When they had gone, Nebraska took his bat off his shoulder, leaned gracefully on it, and, turning towards the white-faced boy, surveyed him for a moment with a calm and friendly look. His square brown face, splotched large with freckles, opened in a wide and homely smile; he grinned amiably and said:
“What’s the trouble, Monkus? Were they about to get you down?”
“You—you—why, Nebraska!” the other boy now whispered—“you might have killed him with that bat.”
“Why,” Nebraska answered amiably, “what if I had?”
“Wuh—wuh—wouldn’t you care?” young Webber whispered, awe-struck, his eyes still with wonder, horror, fascinated disbelief.
“Why, not a bit of it!” Nebraska heartily declared. “Good riddance to bad rubbish if I had killed him! Never liked that redhead of his’n, anyway, and don’t like none of that crowd he runs with—that whole West Side gang! I’ve got no use for none of ’em, Monkus—never did have!”
“B-but, Bras,” the other stammered, “wouldn’t you be afraid?”
“Afraid?
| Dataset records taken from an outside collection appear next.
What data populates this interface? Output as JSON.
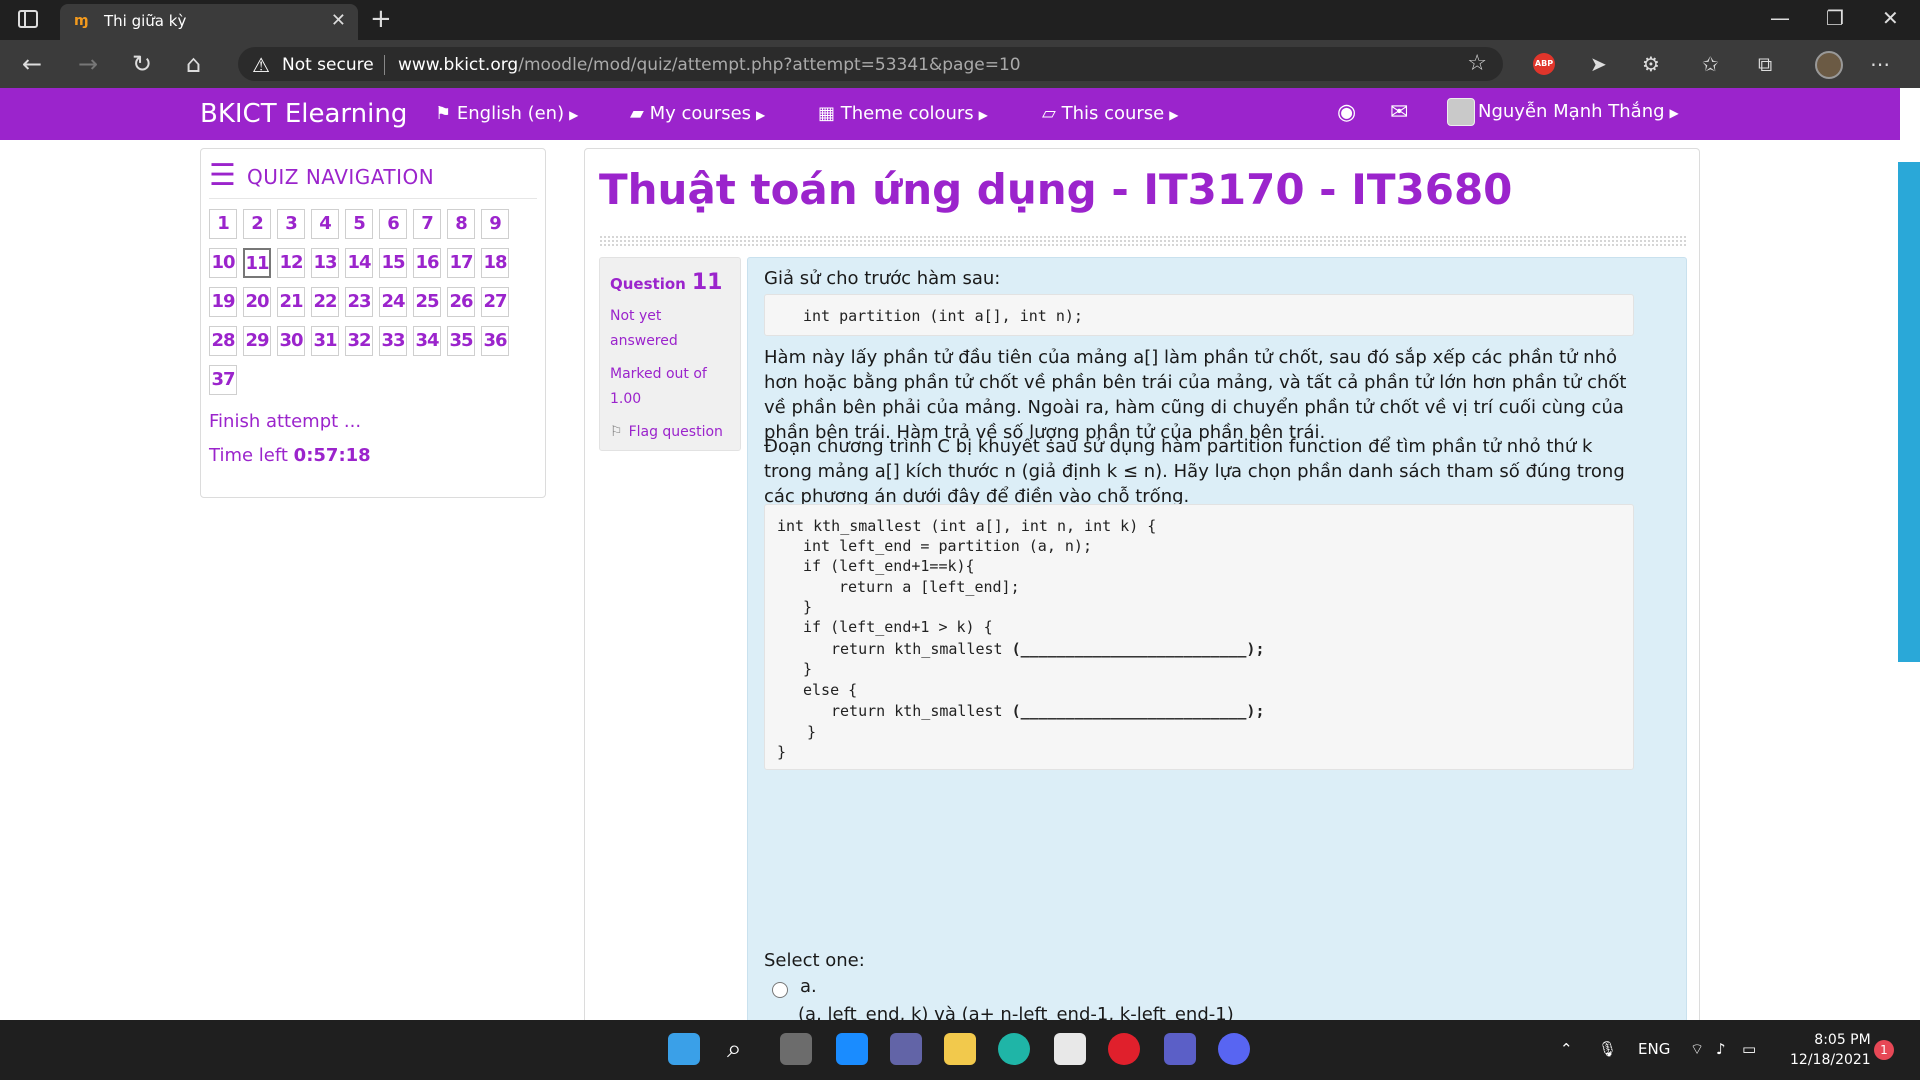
{
  "browser": {
    "tab_title": "Thi giữa kỳ",
    "tab_favicon": "moodle-icon",
    "security_label": "Not secure",
    "url_host": "www.bkict.org",
    "url_path": "/moodle/mod/quiz/attempt.php?attempt=53341&page=10"
  },
  "navbar": {
    "brand": "BKICT Elearning",
    "language": "English (en)",
    "my_courses": "My courses",
    "theme_colours": "Theme colours",
    "this_course": "This course",
    "user_name": "Nguyễn Mạnh Thắng",
    "accent_color": "#9b24cc"
  },
  "quiz_nav": {
    "title": "QUIZ NAVIGATION",
    "questions": [
      "1",
      "2",
      "3",
      "4",
      "5",
      "6",
      "7",
      "8",
      "9",
      "10",
      "11",
      "12",
      "13",
      "14",
      "15",
      "16",
      "17",
      "18",
      "19",
      "20",
      "21",
      "22",
      "23",
      "24",
      "25",
      "26",
      "27",
      "28",
      "29",
      "30",
      "31",
      "32",
      "33",
      "34",
      "35",
      "36",
      "37"
    ],
    "current": "11",
    "finish_label": "Finish attempt ...",
    "time_left_label": "Time left",
    "time_left_value": "0:57:18"
  },
  "main": {
    "course_title": "Thuật toán ứng dụng - IT3170 - IT3680",
    "question_label": "Question",
    "question_number": "11",
    "state_text": "Not yet answered",
    "marks_text": "Marked out of 1.00",
    "flag_label": "Flag question",
    "intro": "Giả sử cho trước hàm sau:",
    "signature": "int partition (int a[], int n);",
    "paragraph1": "Hàm này lấy phần tử đầu tiên của mảng a[] làm phần tử chốt, sau đó sắp xếp các phần tử nhỏ hơn hoặc bằng phần tử chốt về  phần bên trái của mảng, và tất cả phần tử lớn hơn phần tử chốt về phần bên phải của mảng. Ngoài ra, hàm cũng di chuyển phần tử chốt về vị trí cuối cùng của phần bên trái. Hàm trả về số lượng phần tử của phần bên trái.",
    "paragraph2": "Đoạn chương trình C bị khuyết sau sử dụng hàm partition function để tìm phần tử nhỏ thứ k trong mảng a[] kích thước n (giả định k ≤ n). Hãy lựa chọn phần danh sách tham số đúng trong các phương án dưới đây để điền vào chỗ trống.",
    "code": {
      "l1": "int kth_smallest (int a[], int n, int k) {",
      "l2": "int left_end = partition (a, n);",
      "l3": "if (left_end+1==k){",
      "l4": "return a [left_end];",
      "l5": "}",
      "l6": "if (left_end+1 > k) {",
      "l7": "return kth_smallest ",
      "l8": "}",
      "l9": "else {",
      "l10": "return kth_smallest ",
      "l11": "}",
      "l12": "}",
      "blank": "(_________________________);"
    },
    "select_one": "Select one:",
    "option_a_letter": "a.",
    "option_a_text": "(a, left_end, k) và (a+ n-left_end-1, k-left_end-1)"
  },
  "taskbar": {
    "language": "ENG",
    "time": "8:05 PM",
    "date": "12/18/2021",
    "notifications": "1"
  }
}
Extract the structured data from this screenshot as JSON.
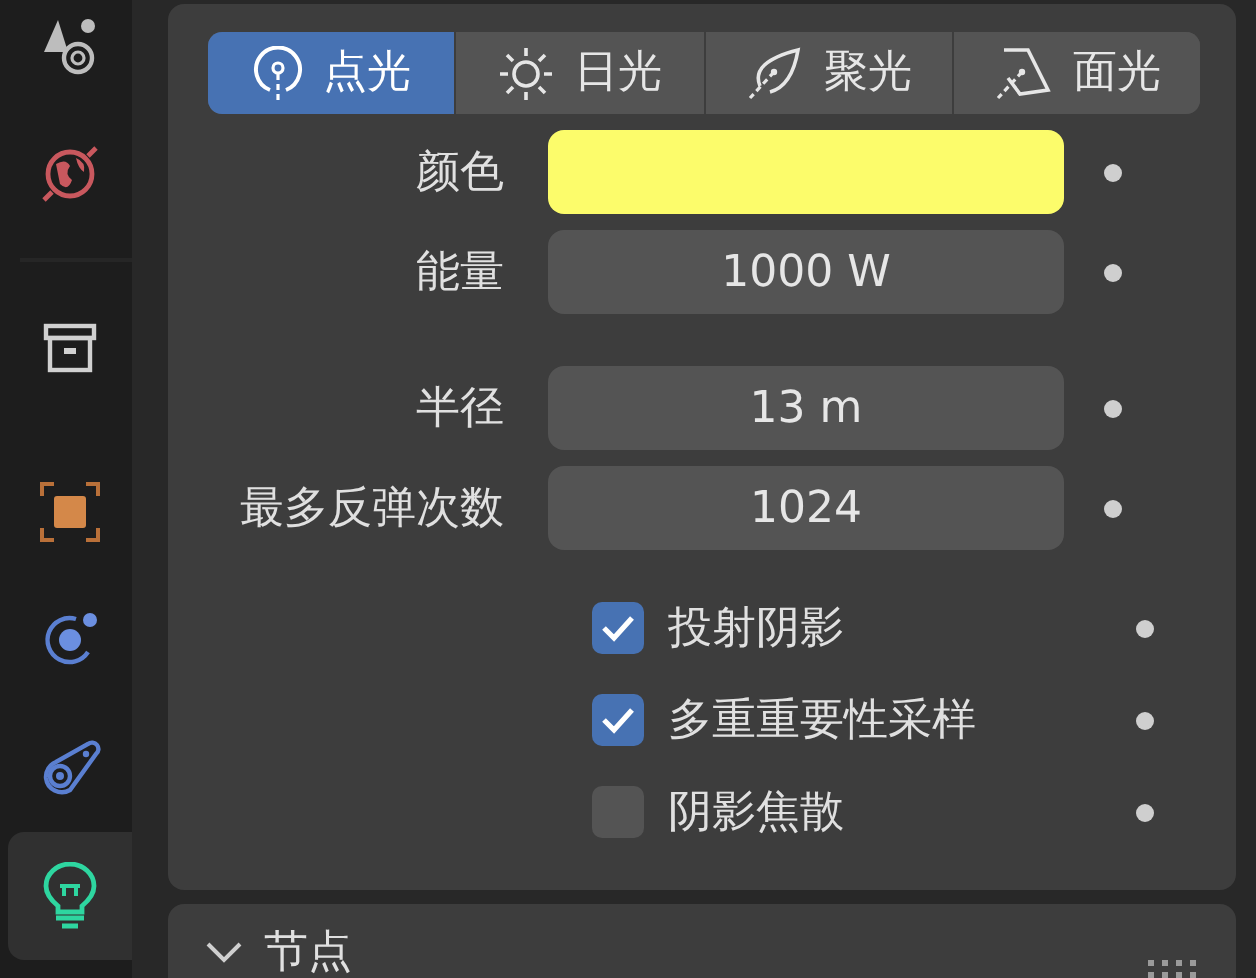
{
  "sidebar": {
    "tabs": [
      {
        "kind": "scene",
        "selected": false
      },
      {
        "kind": "world",
        "selected": false
      },
      {
        "kind": "collection",
        "selected": false
      },
      {
        "kind": "object",
        "selected": false
      },
      {
        "kind": "physics",
        "selected": false
      },
      {
        "kind": "constraints",
        "selected": false
      },
      {
        "kind": "light",
        "selected": true
      }
    ]
  },
  "light_types": [
    {
      "kind": "point",
      "label": "点光",
      "selected": true
    },
    {
      "kind": "sun",
      "label": "日光",
      "selected": false
    },
    {
      "kind": "spot",
      "label": "聚光",
      "selected": false
    },
    {
      "kind": "area",
      "label": "面光",
      "selected": false
    }
  ],
  "field_groups": [
    [
      {
        "kind": "color",
        "label": "颜色",
        "color": "#fcfc6b"
      },
      {
        "kind": "number",
        "label": "能量",
        "value": "1000 W"
      }
    ],
    [
      {
        "kind": "number",
        "label": "半径",
        "value": "13 m"
      },
      {
        "kind": "number",
        "label": "最多反弹次数",
        "value": "1024"
      }
    ]
  ],
  "checkboxes": [
    {
      "label": "投射阴影",
      "checked": true
    },
    {
      "label": "多重重要性采样",
      "checked": true
    },
    {
      "label": "阴影焦散",
      "checked": false
    }
  ],
  "subpanel": {
    "title": "节点",
    "expanded": true
  }
}
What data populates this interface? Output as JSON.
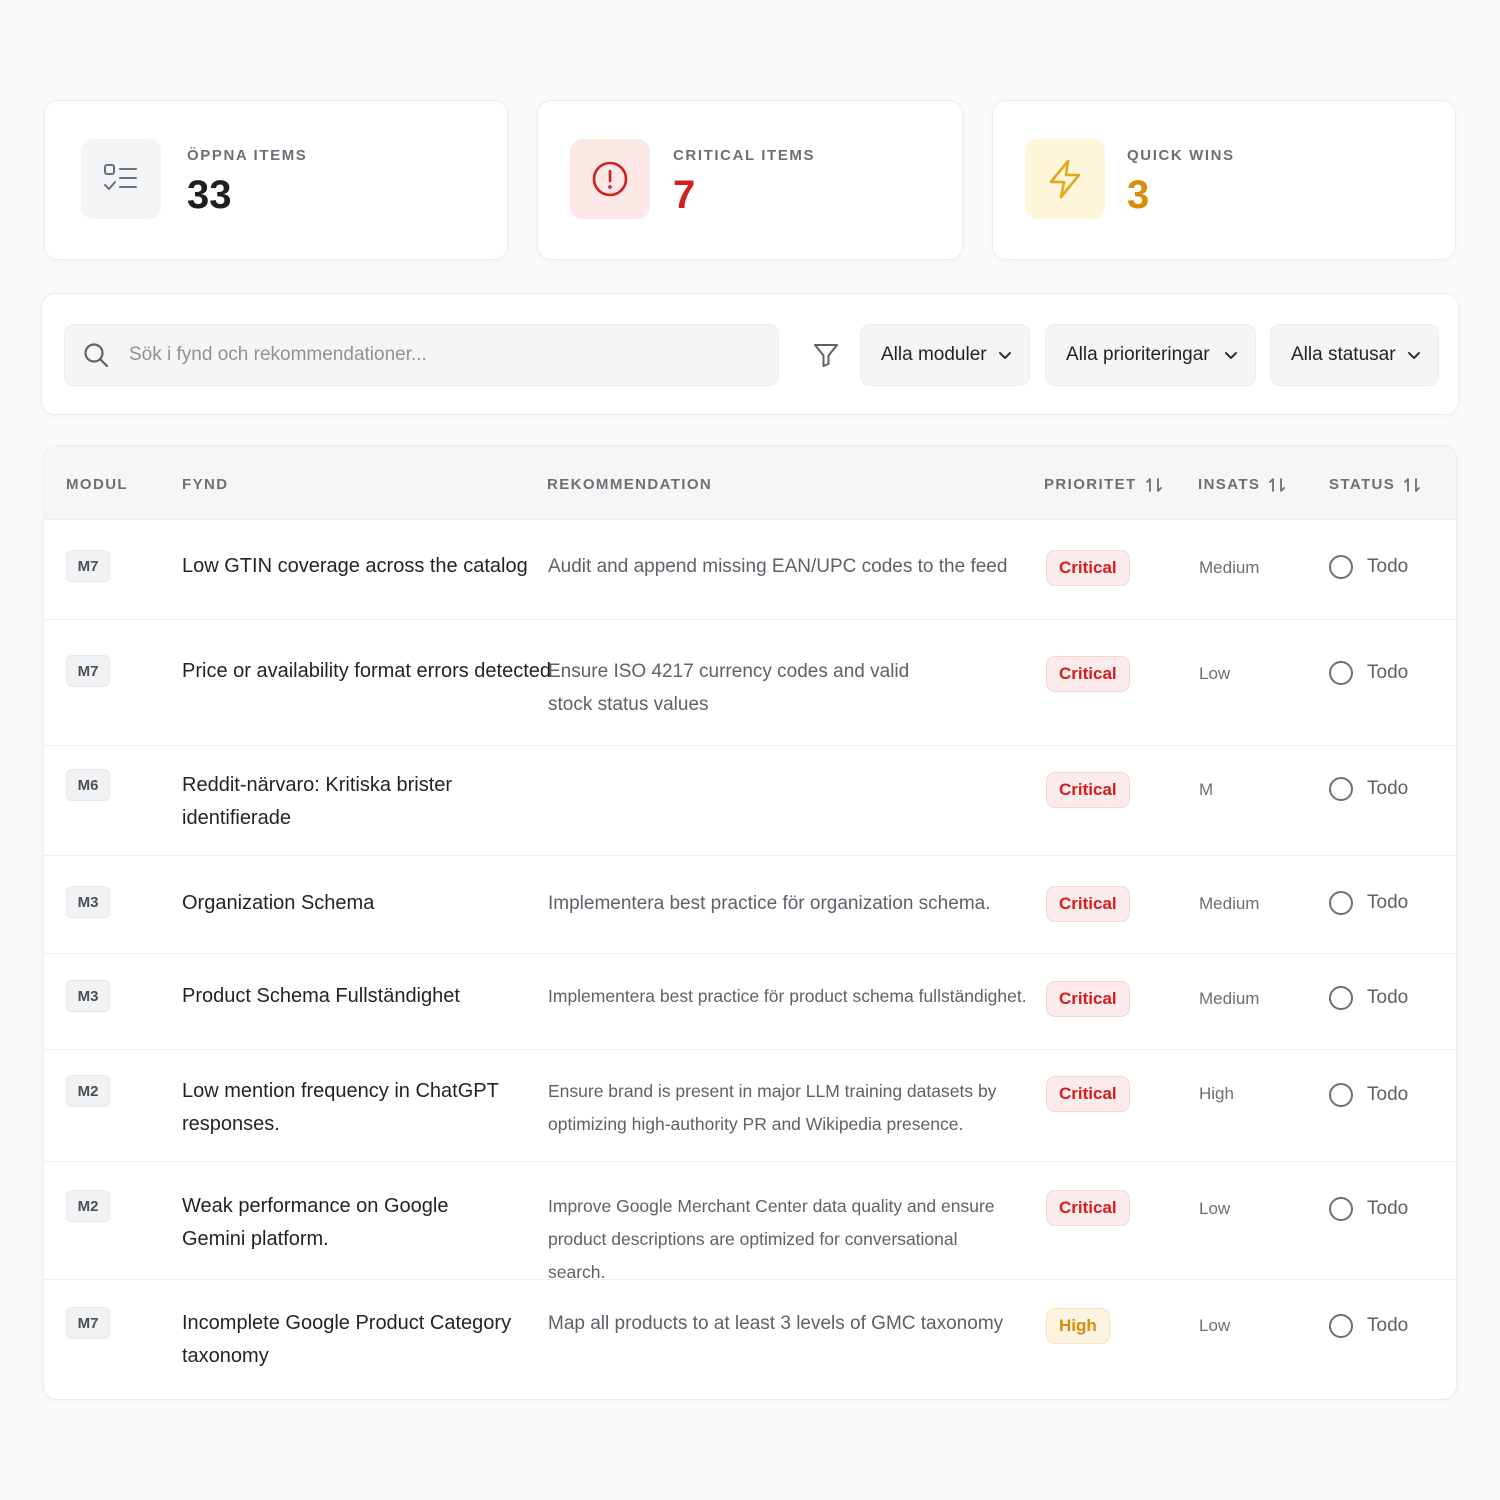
{
  "stats": {
    "open": {
      "label": "ÖPPNA ITEMS",
      "value": "33",
      "icon": "checklist-icon"
    },
    "critical": {
      "label": "CRITICAL ITEMS",
      "value": "7",
      "icon": "alert-circle-icon",
      "color": "#d11f1f"
    },
    "quick": {
      "label": "QUICK WINS",
      "value": "3",
      "icon": "lightning-icon",
      "color": "#d98c0a"
    }
  },
  "filters": {
    "search_placeholder": "Sök i fynd och rekommendationer...",
    "module": "Alla moduler",
    "priority": "Alla prioriteringar",
    "status": "Alla statusar"
  },
  "table": {
    "headers": {
      "modul": "MODUL",
      "fynd": "FYND",
      "rekommendation": "REKOMMENDATION",
      "prioritet": "PRIORITET",
      "insats": "INSATS",
      "status": "STATUS"
    },
    "rows": [
      {
        "modul": "M7",
        "fynd": "Low GTIN coverage across the catalog",
        "rekommendation": "Audit and append missing EAN/UPC codes to the feed",
        "prioritet": "Critical",
        "insats": "Medium",
        "status": "Todo"
      },
      {
        "modul": "M7",
        "fynd": "Price or availability format errors detected",
        "rekommendation": "Ensure ISO 4217 currency codes and valid stock status values",
        "prioritet": "Critical",
        "insats": "Low",
        "status": "Todo"
      },
      {
        "modul": "M6",
        "fynd": "Reddit-närvaro: Kritiska brister identifierade",
        "rekommendation": "",
        "prioritet": "Critical",
        "insats": "M",
        "status": "Todo"
      },
      {
        "modul": "M3",
        "fynd": "Organization Schema",
        "rekommendation": "Implementera best practice för organization schema.",
        "prioritet": "Critical",
        "insats": "Medium",
        "status": "Todo"
      },
      {
        "modul": "M3",
        "fynd": "Product Schema Fullständighet",
        "rekommendation": "Implementera best practice för product schema fullständighet.",
        "prioritet": "Critical",
        "insats": "Medium",
        "status": "Todo"
      },
      {
        "modul": "M2",
        "fynd": "Low mention frequency in ChatGPT responses.",
        "rekommendation": "Ensure brand is present in major LLM training datasets by optimizing high-authority PR and Wikipedia presence.",
        "prioritet": "Critical",
        "insats": "High",
        "status": "Todo"
      },
      {
        "modul": "M2",
        "fynd": "Weak performance on Google Gemini platform.",
        "rekommendation": "Improve Google Merchant Center data quality and ensure product descriptions are optimized for conversational search.",
        "prioritet": "Critical",
        "insats": "Low",
        "status": "Todo"
      },
      {
        "modul": "M7",
        "fynd": "Incomplete Google Product Category taxonomy",
        "rekommendation": "Map all products to at least 3 levels of GMC taxonomy",
        "prioritet": "High",
        "insats": "Low",
        "status": "Todo"
      }
    ]
  }
}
Afrai
d of what?”
“Why, why—that you might have killed him.”
“Why, that’s nothin’ to be afraid of!” said Nebraska. “Anyone’s likely to get killed, Monk. You’re likely to have to kill someone almost any time! Why, look at my old man. He’s been killin’ people all his life—ever since he’s been on the police force, anyway! I reckon he’s killed more people than he could remember—he counted up to seventeen one time, an’ then he told me that there was one or two others he’d clean lost track of! Yes!” Nebraska continued triumphantly, “and there was one or two before he joined the force that no one ever knowed of—I reckon that was way back there when he was just a boy, so long ago he’s plumb lost track of it! Why my old man had to kill a nigger here along—oh, just a week or so ago—and he never turned a hair! Came home to supper, an’ took off his coat, hung up his gun and cot-tridge belt, washed his hands and set down at the table, and had got halfway through his supper before he even thought of it. Says to my maw, all of a sudden, says—‘Oh, yes! I clean forgot to tell you! I had to shoot a nigger today!’ ‘That so?’ my maw says. ‘Is there any other news?’ So they went on talkin’ about first one thing and then another, and in five minutes’ time I’ll bet you both of them had forgotten clean about it!…Pshaw, Monk!” Nebraska Crane concluded heartily, “you oughtn’t even to bother about things like that. Anyone’s liable to have to kill someone. That happens every day!”
“Y-y-y-yes, Bras,” Young Webber faltered—“b-b-but what if anything should happen to you?”
“Happen?” cried Nebraska, and looked at his young friend with frank surprise. “Why what’s goin’ to happen to you, Monk?”
“W-w-why—I was thinking that sometimes you might be the one who gets killed yourself.”
“Oh!” Nebraska said, with a nod of understanding, after a moment’s puzzled cogitation. “That’s what you mean! Why, yes, Monk, that does sometimes happen! But,” he earnestly continued, “it’s got no right to happen! You ought not to let it happen! If it happens it’s your own fault!”